I tried to sell something for $69 on Facebook, and I guess that’s some kind of code because 3 people asked for my phone number and none of them wanted my old chair.
-On second thought, this is a terrible waste of trees
-I love how you care for the planet honey, but just bring me the toilet paper already
Kids be so pure. My son was telling me how his friend’s dad works at Panda Express. I asked could he get us the hook up. My son said he didnt know but asked me why i didnt have a useful job for our life like that
everyone calm down they’re just doing a test run of the rapture
[trying to convince this girl we should be together using a poem I found online] every time you see the word horse replace it with your name
I rode in the back seat with my baby until she was big enough for a front-facing seat because she cried not being able to see me.

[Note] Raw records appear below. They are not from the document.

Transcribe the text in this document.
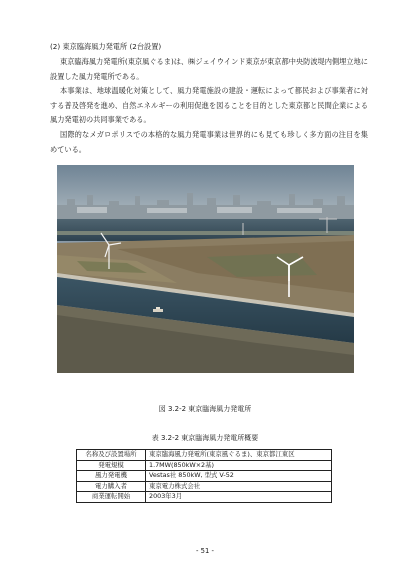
(2) 東京臨海風力発電所 (2台設置)
東京臨海風力発電所(東京風ぐるま)は、㈱ジェイウインド東京が東京都中央防波堤内側埋立地に設置した風力発電所である。
本事業は、地球温暖化対策として、風力発電施設の建設・運転によって都民および事業者に対する普及啓発を進め、自然エネルギーの利用促進を図ることを目的とした東京都と民間企業による風力発電初の共同事業である。
国際的なメガロポリスでの本格的な風力発電事業は世界的にも見ても珍しく多方面の注目を集めている。
図 3.2-2 東京臨海風力発電所
表 3.2-2 東京臨海風力発電所概要
名称及び設置場所	東京臨海風力発電所(東京風ぐるま)、東京都江東区
発電規模	1.7MW(850kW×2基)
風力発電機	Vestas社 850kW, 型式 V-52
電力購入者	東京電力株式会社
商業運転開始	2003年3月
- 51 -
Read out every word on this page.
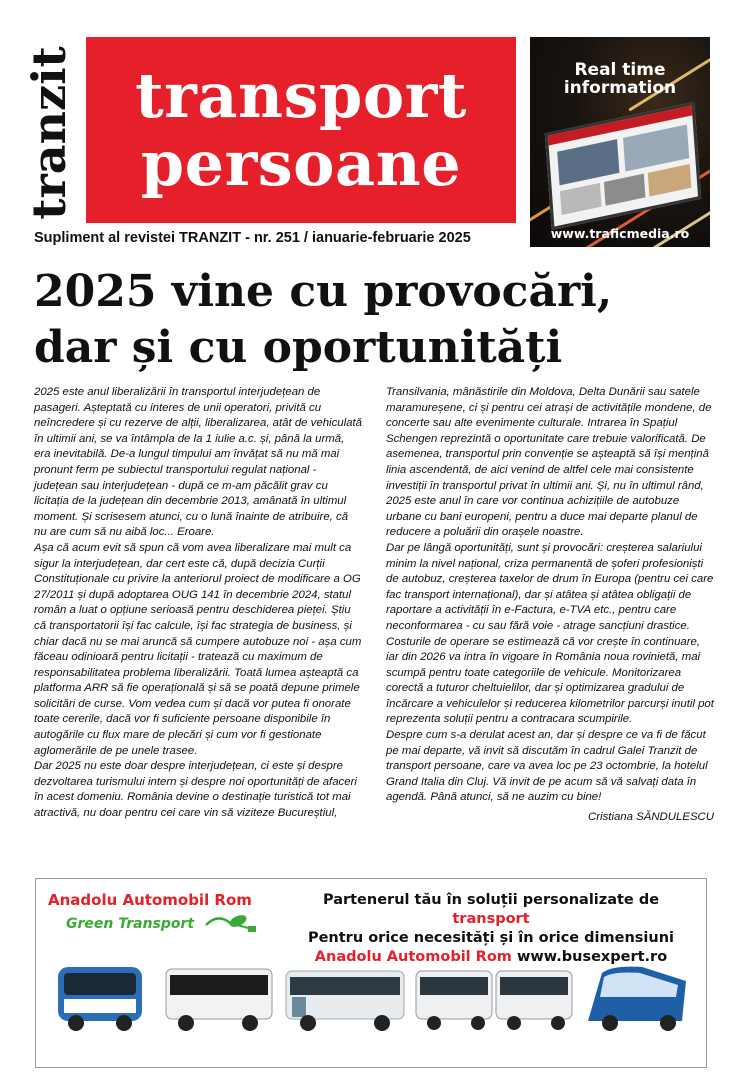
tranzit transport
persoane
Real time
information
www.traficmedia.ro
Supliment al revistei TRANZIT - nr. 251 / ianuarie-februarie 2025
2025 vine cu provocări,
dar și cu oportunități

2025 este anul liberalizării în transportul interjudețean de pasageri. Așteptată cu interes de unii operatori, privită cu neîncredere și cu rezerve de alții, liberalizarea, atât de vehiculată în ultimii ani, se va întâmpla de la 1 iulie a.c. și, până la urmă, era inevitabilă. De-a lungul timpului am învățat să nu mă mai pronunt ferm pe subiectul transportului regulat național - județean sau interjudețean - după ce m-am păcălit grav cu licitația de la județean din decembrie 2013, amânată în ultimul moment. Și scrisesem atunci, cu o lună înainte de atribuire, că nu are cum să nu aibă loc... Eroare.

Așa că acum evit să spun că vom avea liberalizare mai mult ca sigur la interjudețean, dar cert este că, după decizia Curții Constituționale cu privire la anteriorul proiect de modificare a OG 27/2011 și după adoptarea OUG 141 în decembrie 2024, statul român a luat o opțiune serioasă pentru deschiderea pieței. Știu că transportatorii își fac calcule, își fac strategia de business, și chiar dacă nu se mai aruncă să cumpere autobuze noi - așa cum făceau odinioară pentru licitații - tratează cu maximum de responsabilitatea problema liberalizării. Toată lumea așteaptă ca platforma ARR să fie operațională și să se poată depune primele solicitări de curse. Vom vedea cum și dacă vor putea fi onorate toate cererile, dacă vor fi suficiente persoane disponibile în autogările cu flux mare de plecări și cum vor fi gestionate aglomerările de pe unele trasee.

Dar 2025 nu este doar despre interjudețean, ci este și despre dezvoltarea turismului intern și despre noi oportunități de afaceri în acest domeniu. România devine o destinație turistică tot mai atractivă, nu doar pentru cei care vin să viziteze Bucureștiul, Transilvania, mânăstirile din Moldova, Delta Dunării sau satele maramureșene, ci și pentru cei atrași de activitățile mondene, de concerte sau alte evenimente culturale. Intrarea în Spațiul Schengen reprezintă o oportunitate care trebuie valorificată. De asemenea, transportul prin convenție se așteaptă să își mențină linia ascendentă, de aici venind de altfel cele mai consistente investiții în transportul privat în ultimii ani. Și, nu în ultimul rând, 2025 este anul în care vor continua achizițiile de autobuze urbane cu bani europeni, pentru a duce mai departe planul de reducere a poluării din orașele noastre.

Dar pe lângă oportunități, sunt și provocări: creșterea salariului minim la nivel național, criza permanentă de șoferi profesioniști de autobuz, creșterea taxelor de drum în Europa (pentru cei care fac transport internațional), dar și atâtea și atâtea obligații de raportare a activității în e-Factura, e-TVA etc., pentru care neconformarea - cu sau fără voie - atrage sancțiuni drastice. Costurile de operare se estimează că vor crește în continuare, iar din 2026 va intra în vigoare în România noua rovinietă, mai scumpă pentru toate categoriile de vehicule. Monitorizarea corectă a tuturor cheltuielilor, dar și optimizarea gradului de încărcare a vehiculelor și reducerea kilometrilor parcurși inutil pot reprezenta soluții pentru a contracara scumpirile.

Despre cum s-a derulat acest an, dar și despre ce va fi de făcut pe mai departe, vă invit să discutăm în cadrul Galei Tranzit de transport persoane, care va avea loc pe 23 octombrie, la hotelul Grand Italia din Cluj. Vă invit de pe acum să vă salvați data în agendă. Până atunci, să ne auzim cu bine!

Cristiana SĂNDULESCU

Anadolu Automobil Rom
Green Transport
Partenerul tău în soluții personalizate de transport
Pentru orice necesități și în orice dimensiuni
Anadolu Automobil Rom www.busexpert.ro
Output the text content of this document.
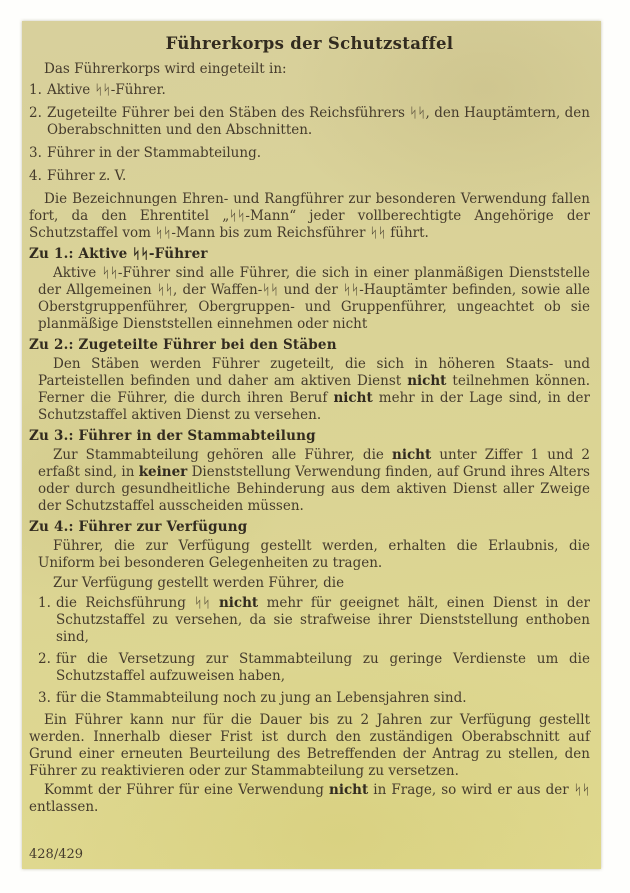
Führerkorps der Schutzstaffel

Das Führerkorps wird eingeteilt in:

1. Aktive ᛋᛋ-Führer.
2. Zugeteilte Führer bei den Stäben des Reichsführers ᛋᛋ, den Hauptämtern, den Oberabschnitten und den Abschnitten.
3. Führer in der Stammabteilung.
4. Führer z. V.

Die Bezeichnungen Ehren- und Rangführer zur besonderen Verwendung fallen fort, da den Ehrentitel „ᛋᛋ-Mann“ jeder vollberechtigte Angehörige der Schutzstaffel vom ᛋᛋ-Mann bis zum Reichsführer ᛋᛋ führt.

Zu 1.: Aktive ᛋᛋ-Führer

Aktive ᛋᛋ-Führer sind alle Führer, die sich in einer planmäßigen Dienststelle der Allgemeinen ᛋᛋ, der Waffen-ᛋᛋ und der ᛋᛋ-Hauptämter befinden, sowie alle Oberstgruppenführer, Obergruppen- und Gruppenführer, ungeachtet ob sie planmäßige Dienststellen einnehmen oder nicht

Zu 2.: Zugeteilte Führer bei den Stäben

Den Stäben werden Führer zugeteilt, die sich in höheren Staats- und Parteistellen befinden und daher am aktiven Dienst nicht teilnehmen können. Ferner die Führer, die durch ihren Beruf nicht mehr in der Lage sind, in der Schutzstaffel aktiven Dienst zu versehen.

Zu 3.: Führer in der Stammabteilung

Zur Stammabteilung gehören alle Führer, die nicht unter Ziffer 1 und 2 erfaßt sind, in keiner Dienststellung Verwendung finden, auf Grund ihres Alters oder durch gesundheitliche Behinderung aus dem aktiven Dienst aller Zweige der Schutzstaffel ausscheiden müssen.

Zu 4.: Führer zur Verfügung

Führer, die zur Verfügung gestellt werden, erhalten die Erlaubnis, die Uniform bei besonderen Gelegenheiten zu tragen.

Zur Verfügung gestellt werden Führer, die

1. die Reichsführung ᛋᛋ nicht mehr für geeignet hält, einen Dienst in der Schutzstaffel zu versehen, da sie strafweise ihrer Dienststellung enthoben sind,
2. für die Versetzung zur Stammabteilung zu geringe Verdienste um die Schutzstaffel aufzuweisen haben,
3. für die Stammabteilung noch zu jung an Lebensjahren sind.

Ein Führer kann nur für die Dauer bis zu 2 Jahren zur Verfügung gestellt werden. Innerhalb dieser Frist ist durch den zuständigen Oberabschnitt auf Grund einer erneuten Beurteilung des Betreffenden der Antrag zu stellen, den Führer zu reaktivieren oder zur Stammabteilung zu versetzen.

Kommt der Führer für eine Verwendung nicht in Frage, so wird er aus der ᛋᛋ entlassen.

428/429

It made it hard to drive but the peace and quiet were worth it.
I hate it when I forget my password and the security questions make me relive all of my childhood.
Sure, I’m uncomfortable, but only in situations
The only thing longer than a minute left on the microwave is a minute on the treadmill.
It’s widely known that some members of a prison population become well-read and crafty with words.
Sometimes you can mix prose with cons.
*an investigator at the site of a airline crash recovers an undamaged toad the wet sprocket cd*
{shaking his head} they shoulda’ made the whole plane out of these
Not to brag or anything, but I can forget what I’m doing while I’m doing it.
i love nature 🙂 sittin in grass, soakin up sun, listenin to all those weird ringtones that come from those animals in the trees or whatever
Shoutout to Batman for being a true American and proving the only superpower you need is money.
If you can’t say something nice, say something mortifying and kinky.
Some of you may recall that, before I went into food science, I used to be an amateur inventor. I had several products ready for market including my childcare aids, Plastic Bag O’ Silence and Baby Shock Collar.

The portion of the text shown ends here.